Avatar Por Redação em 03/08/2021 - 00:00

|Carlos André, professor de Língua Portuguesa: “Essas palavras são fundamentais para que se represente o que acontece no dia a dia”

Por Andréia Bahia

Meu lema é: a linguagem e a vida são uma coisa só. Quem não fizer do idioma o espelho de sua personalidade não vive; e como a vida é uma corrente contínua, a linguagem também deve evoluir constantemente.
João Guimarães Rosa, em Diálogo com Guimarães Rosa.

unto com todos os novos comportamentos que a pandemia de coronavírus trouxe para o nosso dia a dia vieram também novas palavras, como lockdown, negacionismo, home office e o próprio nome do vírus, Covid-19, que passaram a fazer parte do nosso vocabulário diário. Elas já foram incorporadas ao Vocabulário Ortográfico da Língua Portuguesa (Volp), que acaba de incluir mil novas palavras.

Segundo o professor de língua portuguesa Carlos André, com a pandemia houve um aumento considerável no número de palavras que passaram a ser utilizadas para representar o pensamento e uma determinada realidade. Inclusive palavras estrangeiras, como lockdown, que vem da língua inglesa, mas que hoje também está na língua portuguesa. “Essas palavras são fundamentais para que se represente exatamente o pensamento do que acontece no dia a dia.
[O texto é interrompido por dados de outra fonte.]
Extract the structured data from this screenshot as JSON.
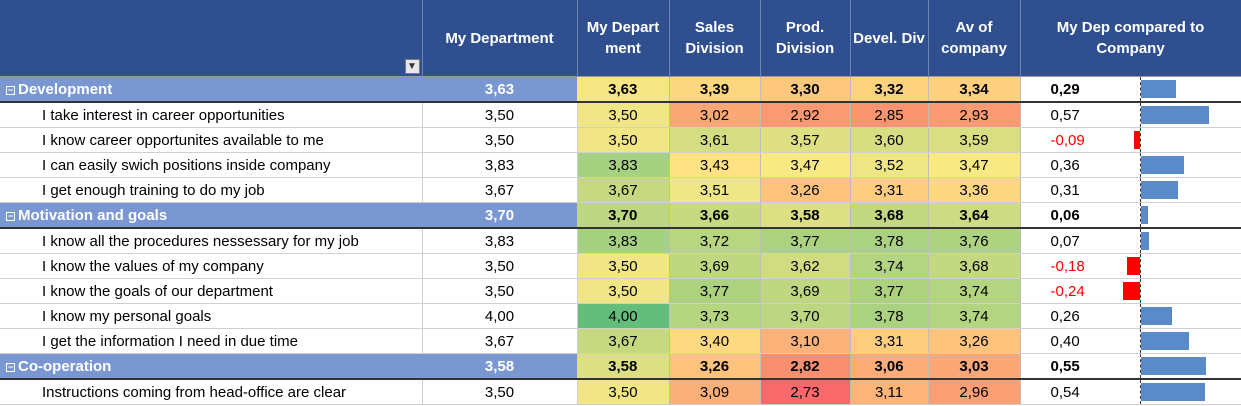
{
  "header": {
    "label": "",
    "my_department": "My Department",
    "my_department_col": "My Department",
    "sales": "Sales Division",
    "prod": "Prod. Division",
    "devel": "Devel. Div",
    "average": "Av of company",
    "compare": "My Dep compared to Company"
  },
  "colors": {
    "header_bg": "#2f4f8f",
    "group_bg": "#7a97d2",
    "bar_pos": "#5b8ac9",
    "bar_neg": "#ff0000"
  },
  "rows": [
    {
      "type": "group",
      "label": "Development",
      "dep": "3,63",
      "vals": [
        "3,63",
        "3,39",
        "3,30",
        "3,32",
        "3,34"
      ],
      "colors": [
        "#f6e683",
        "#fdd77f",
        "#fdc87d",
        "#fed27f",
        "#fed07f"
      ],
      "diff": "0,29",
      "diff_value": 0.29
    },
    {
      "type": "item",
      "label": "I take interest in career opportunities",
      "dep": "3,50",
      "vals": [
        "3,50",
        "3,02",
        "2,92",
        "2,85",
        "2,93"
      ],
      "colors": [
        "#f1e685",
        "#fba876",
        "#fb9a72",
        "#f99470",
        "#fb9b73"
      ],
      "diff": "0,57",
      "diff_value": 0.57
    },
    {
      "type": "item",
      "label": "I know career opportunites available to me",
      "dep": "3,50",
      "vals": [
        "3,50",
        "3,61",
        "3,57",
        "3,60",
        "3,59"
      ],
      "colors": [
        "#f1e685",
        "#d4dd82",
        "#dfe083",
        "#d7de82",
        "#d9de82"
      ],
      "diff": "-0,09",
      "diff_value": -0.09
    },
    {
      "type": "item",
      "label": "I can easily swich positions inside company",
      "dep": "3,83",
      "vals": [
        "3,83",
        "3,43",
        "3,47",
        "3,52",
        "3,47"
      ],
      "colors": [
        "#a5d180",
        "#ffe284",
        "#f9e984",
        "#eee685",
        "#f9e984"
      ],
      "diff": "0,36",
      "diff_value": 0.36
    },
    {
      "type": "item",
      "label": "I get enough training to do my job",
      "dep": "3,67",
      "vals": [
        "3,67",
        "3,51",
        "3,26",
        "3,31",
        "3,36"
      ],
      "colors": [
        "#c6d981",
        "#efe685",
        "#fdc37c",
        "#fecd7e",
        "#fed880"
      ],
      "diff": "0,31",
      "diff_value": 0.31
    },
    {
      "type": "group",
      "label": "Motivation and goals",
      "dep": "3,70",
      "vals": [
        "3,70",
        "3,66",
        "3,58",
        "3,68",
        "3,64"
      ],
      "colors": [
        "#bcd681",
        "#c8da81",
        "#dddf83",
        "#c3d881",
        "#cddb82"
      ],
      "diff": "0,06",
      "diff_value": 0.06
    },
    {
      "type": "item",
      "label": "I know all the procedures nessessary for my job",
      "dep": "3,83",
      "vals": [
        "3,83",
        "3,72",
        "3,77",
        "3,78",
        "3,76"
      ],
      "colors": [
        "#a5d180",
        "#b8d580",
        "#acd280",
        "#aad280",
        "#aed380"
      ],
      "diff": "0,07",
      "diff_value": 0.07
    },
    {
      "type": "item",
      "label": "I know the values of my company",
      "dep": "3,50",
      "vals": [
        "3,50",
        "3,69",
        "3,62",
        "3,74",
        "3,68"
      ],
      "colors": [
        "#f1e685",
        "#c0d781",
        "#d1dc82",
        "#b3d480",
        "#c3d881"
      ],
      "diff": "-0,18",
      "diff_value": -0.18
    },
    {
      "type": "item",
      "label": "I know the goals of our department",
      "dep": "3,50",
      "vals": [
        "3,50",
        "3,77",
        "3,69",
        "3,77",
        "3,74"
      ],
      "colors": [
        "#f1e685",
        "#acd280",
        "#c0d781",
        "#acd280",
        "#b3d480"
      ],
      "diff": "-0,24",
      "diff_value": -0.24
    },
    {
      "type": "item",
      "label": "I know my personal goals",
      "dep": "4,00",
      "vals": [
        "4,00",
        "3,73",
        "3,70",
        "3,78",
        "3,74"
      ],
      "colors": [
        "#63be7b",
        "#b6d580",
        "#bcd681",
        "#aad280",
        "#b3d480"
      ],
      "diff": "0,26",
      "diff_value": 0.26
    },
    {
      "type": "item",
      "label": "I get the information I need in due time",
      "dep": "3,67",
      "vals": [
        "3,67",
        "3,40",
        "3,10",
        "3,31",
        "3,26"
      ],
      "colors": [
        "#c6d981",
        "#fed981",
        "#fbb279",
        "#fecd7e",
        "#fdc37c"
      ],
      "diff": "0,40",
      "diff_value": 0.4
    },
    {
      "type": "group",
      "label": "Co-operation",
      "dep": "3,58",
      "vals": [
        "3,58",
        "3,26",
        "2,82",
        "3,06",
        "3,03"
      ],
      "colors": [
        "#dddf83",
        "#fdc37c",
        "#f8906f",
        "#fcac77",
        "#fba876"
      ],
      "diff": "0,55",
      "diff_value": 0.55
    },
    {
      "type": "item",
      "label": "Instructions coming from head-office are clear",
      "dep": "3,50",
      "vals": [
        "3,50",
        "3,09",
        "2,73",
        "3,11",
        "2,96"
      ],
      "colors": [
        "#f1e685",
        "#fbb079",
        "#f8696b",
        "#fcb479",
        "#fb9f74"
      ],
      "diff": "0,54",
      "diff_value": 0.54
    }
  ]
}
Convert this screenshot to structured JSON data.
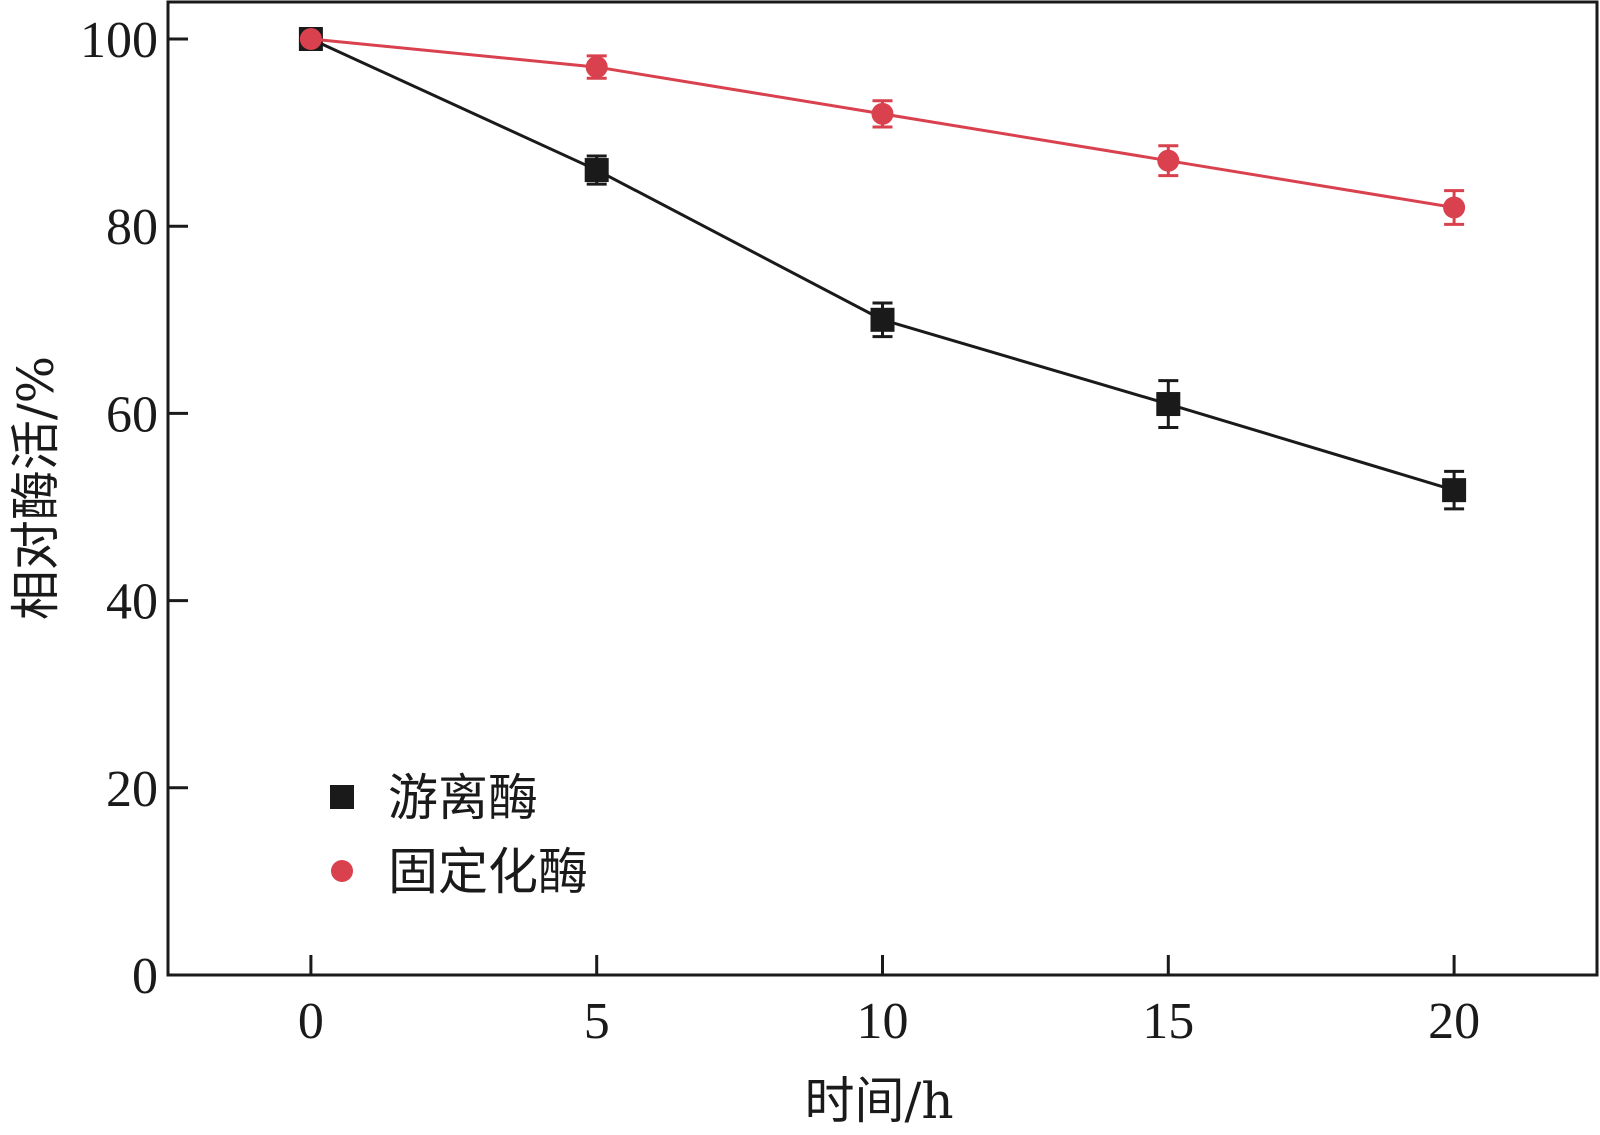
{
  "chart_data": {
    "type": "line",
    "xlabel": "时间/h",
    "ylabel": "相对酶活/%",
    "x": [
      0,
      5,
      10,
      15,
      20
    ],
    "xlim": [
      -2.5,
      22.5
    ],
    "ylim": [
      0,
      100
    ],
    "xticks": [
      0,
      5,
      10,
      15,
      20
    ],
    "yticks": [
      0,
      20,
      40,
      60,
      80,
      100
    ],
    "grid": false,
    "legend_position": "bottom-left",
    "series": [
      {
        "name": "游离酶",
        "marker": "square",
        "color": "#1a1a1a",
        "values": [
          100,
          86,
          70,
          61,
          51.8
        ],
        "errors": [
          0,
          1.5,
          1.8,
          2.5,
          2.0
        ]
      },
      {
        "name": "固定化酶",
        "marker": "circle",
        "color": "#d9414e",
        "values": [
          100,
          97,
          92,
          87,
          82
        ],
        "errors": [
          0,
          1.2,
          1.4,
          1.6,
          1.8
        ]
      }
    ]
  }
}
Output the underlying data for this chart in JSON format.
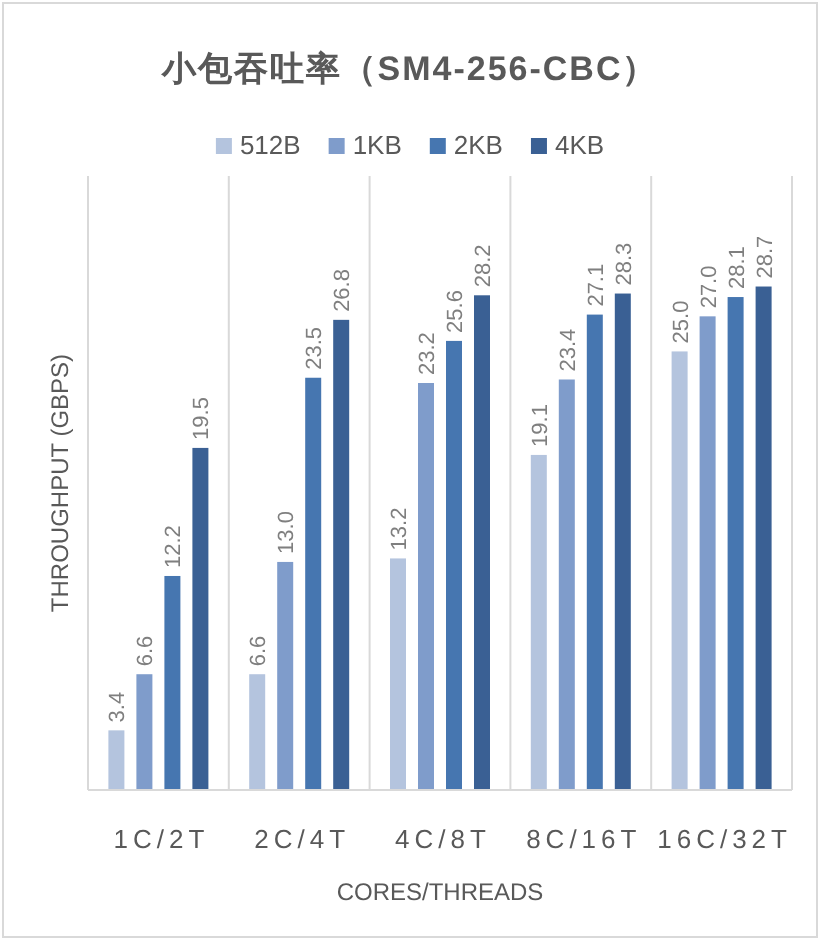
{
  "chart_data": {
    "type": "bar",
    "title": "小包吞吐率（SM4-256-CBC）",
    "xlabel": "CORES/THREADS",
    "ylabel": "THROUGHPUT (GBPS)",
    "categories": [
      "1C/2T",
      "2C/4T",
      "4C/8T",
      "8C/16T",
      "16C/32T"
    ],
    "series": [
      {
        "name": "512B",
        "color": "#b4c4de",
        "values": [
          3.4,
          6.6,
          13.2,
          19.1,
          25.0
        ],
        "value_labels": [
          "3.4",
          "6.6",
          "13.2",
          "19.1",
          "25.0"
        ]
      },
      {
        "name": "1KB",
        "color": "#7f9ccb",
        "values": [
          6.6,
          13.0,
          23.2,
          23.4,
          27.0
        ],
        "value_labels": [
          "6.6",
          "13.0",
          "23.2",
          "23.4",
          "27.0"
        ]
      },
      {
        "name": "2KB",
        "color": "#4676b0",
        "values": [
          12.2,
          23.5,
          25.6,
          27.1,
          28.1
        ],
        "value_labels": [
          "12.2",
          "23.5",
          "25.6",
          "27.1",
          "28.1"
        ]
      },
      {
        "name": "4KB",
        "color": "#3a6094",
        "values": [
          19.5,
          26.8,
          28.2,
          28.3,
          28.7
        ],
        "value_labels": [
          "19.5",
          "26.8",
          "28.2",
          "28.3",
          "28.7"
        ]
      }
    ],
    "ylim": [
      0,
      35
    ],
    "tick_labels": "x",
    "grid": "x",
    "legend": "top"
  }
}
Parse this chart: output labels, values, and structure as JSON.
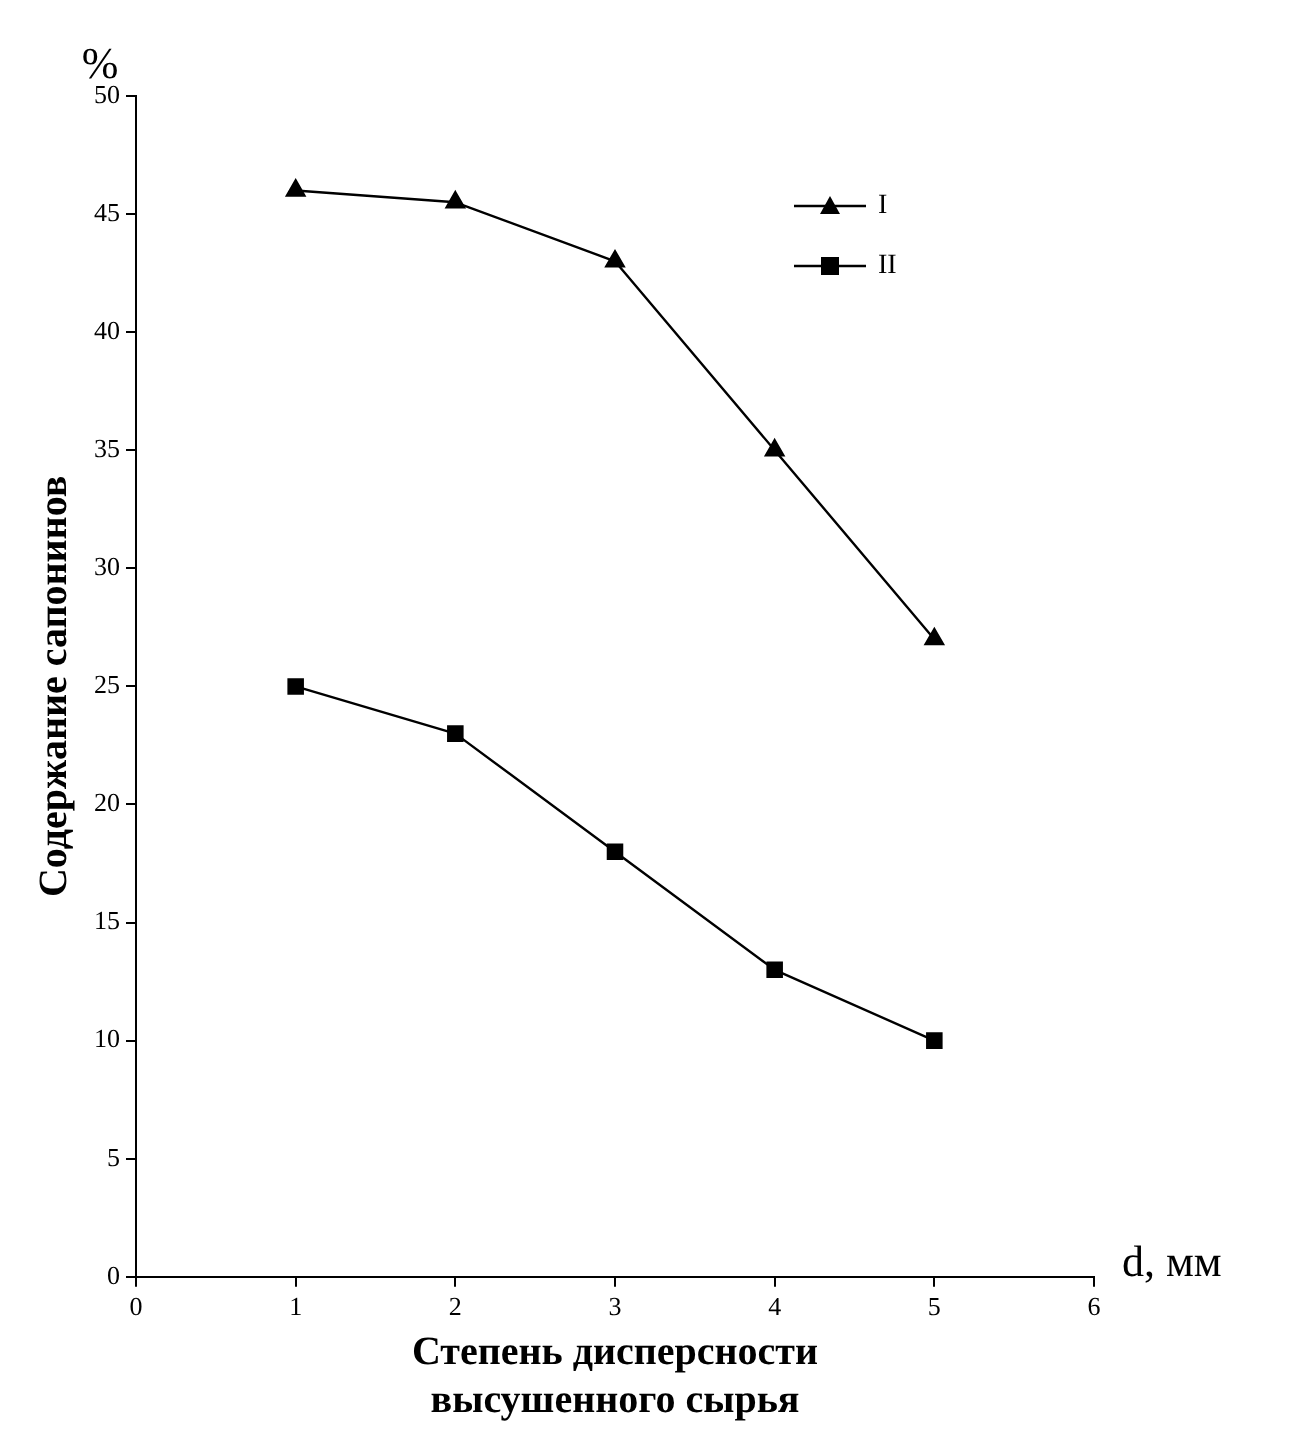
{
  "chart_data": {
    "type": "line",
    "xlabel": "Степень дисперсности высушенного сырья",
    "ylabel": "Содержание сапонинов",
    "annotations": [
      "%",
      "d, мм"
    ],
    "x": [
      1,
      2,
      3,
      4,
      5
    ],
    "series": [
      {
        "name": "I",
        "color": "#000000",
        "marker": "triangle",
        "values": [
          46,
          45.5,
          43,
          35,
          27
        ]
      },
      {
        "name": "II",
        "color": "#000000",
        "marker": "square",
        "values": [
          25,
          23,
          18,
          13,
          10
        ]
      }
    ],
    "xlim": [
      0,
      6
    ],
    "xticks": [
      0,
      1,
      2,
      3,
      4,
      5,
      6
    ],
    "ylim": [
      0,
      50
    ],
    "yticks": [
      0,
      5,
      10,
      15,
      20,
      25,
      30,
      35,
      40,
      45,
      50
    ],
    "grid": false,
    "legend": "top right",
    "line_style": "solid"
  }
}
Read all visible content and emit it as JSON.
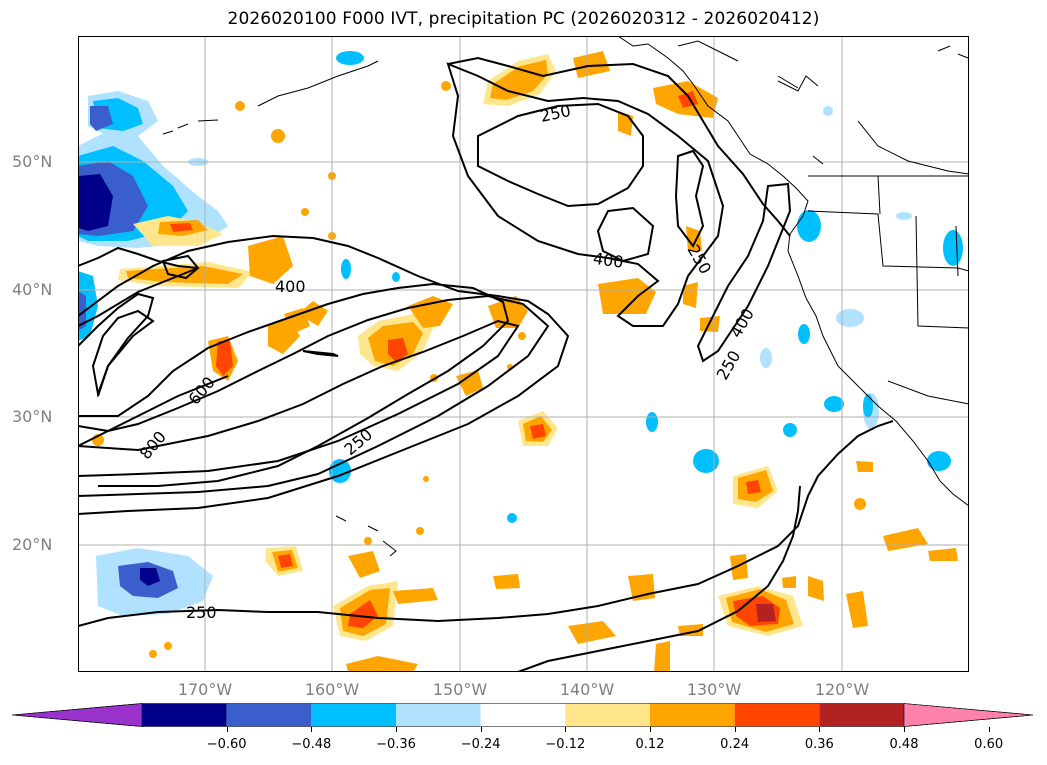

Não há palavra que hoje substitui com exatidão a palavra lockdown”, exemplifica.

No Volp, lockdown tem a seguinte definição: medida de caráter transitório imposta, em geral, por uma autoridade competente do Poder Executivo para proteger a população de perigo, como numa pandemia, por exemplo; consiste no impedimento ou controle rigoroso do deslocamento de pessoas, da circulação de veículos e do funcionamento de estabelecimentos em determinado local ou região.

As atualizações do Volp são feitas em razão da necessidade, explica o professor, uma vez que a palavra representa o pensamento de alguém. “Como o mundo contemporâneo é cheio de novidades em termos de tecnologia e de pensamento sociológico, a palavra vem para consignar, para ratificar, para materializar essas novidades.”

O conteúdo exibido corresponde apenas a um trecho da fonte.